Indeed, the report describes Hamas — an organization whose charter preaches the violent destruction of Israel and exhorts Muslims to murder Jews — as follows:
The United States, European Union, and Israel governments consider Hamas to be a terrorist organization bent on the destruction of Israel, while most Gazans see Hamas as an organization formed to resist the occupation by Israel and to recover their lost lands in Palestine. Hamas is an Arabic acronym for Harakat al-Muqawama alIslamiyya, or Islamic Resistance Movement. Hamas is a militant organization; however over 90 percent of Hamas’ resources are spent on social services to the Palestinian refugees.
The implication seems to be that resisting the occupation and recovering lost lands applies to the occupation of 1967. But of course, for Hamas, the occupation started in 1948. So “most Gazans” and the Western governments don’t disagree about Hamas’ intentions!
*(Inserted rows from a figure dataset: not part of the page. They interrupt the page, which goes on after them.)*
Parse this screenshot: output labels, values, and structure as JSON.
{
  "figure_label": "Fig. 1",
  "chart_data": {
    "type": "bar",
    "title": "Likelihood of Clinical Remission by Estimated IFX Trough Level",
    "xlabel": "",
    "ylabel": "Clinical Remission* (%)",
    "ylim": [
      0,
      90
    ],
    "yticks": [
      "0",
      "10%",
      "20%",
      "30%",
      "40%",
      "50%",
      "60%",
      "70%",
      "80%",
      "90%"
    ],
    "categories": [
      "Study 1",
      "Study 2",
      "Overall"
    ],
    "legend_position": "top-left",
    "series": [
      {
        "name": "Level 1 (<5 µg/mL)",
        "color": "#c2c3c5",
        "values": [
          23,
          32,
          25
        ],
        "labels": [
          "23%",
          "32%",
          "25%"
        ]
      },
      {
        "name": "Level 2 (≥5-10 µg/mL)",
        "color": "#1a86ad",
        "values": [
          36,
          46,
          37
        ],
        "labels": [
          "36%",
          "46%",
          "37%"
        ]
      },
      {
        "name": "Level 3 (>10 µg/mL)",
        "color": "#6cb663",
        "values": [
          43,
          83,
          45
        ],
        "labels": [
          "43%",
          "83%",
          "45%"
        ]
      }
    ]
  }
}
The statement about Hamas’ resources is ridiculous and is unsourced.
Overall, the report could not possibly be more one-sided. It is a sustained indictment of Israel. When it mentions Palestinian terrorism and violence (which it does only rarely), it’s always explained as springing from the trauma of the Nakba or the horrors of occupation.
This historically and morally upside-down, hateful document will be considered by the PCUSA’s General Assembly this week.
Update [6 Jul 2010 1341 PDT]: I changed the caption on the photo, which previously read “anti-Israel extremist Avraham Burg…” Burg is not exactly that. He annoys the hell out of me because, in essence, he blames Israel and the Jews for Arab antisemitism. But he doesn’t advocate a ‘secular democratic state of its citizens’, nor does he call for boycotts, divestments, etc.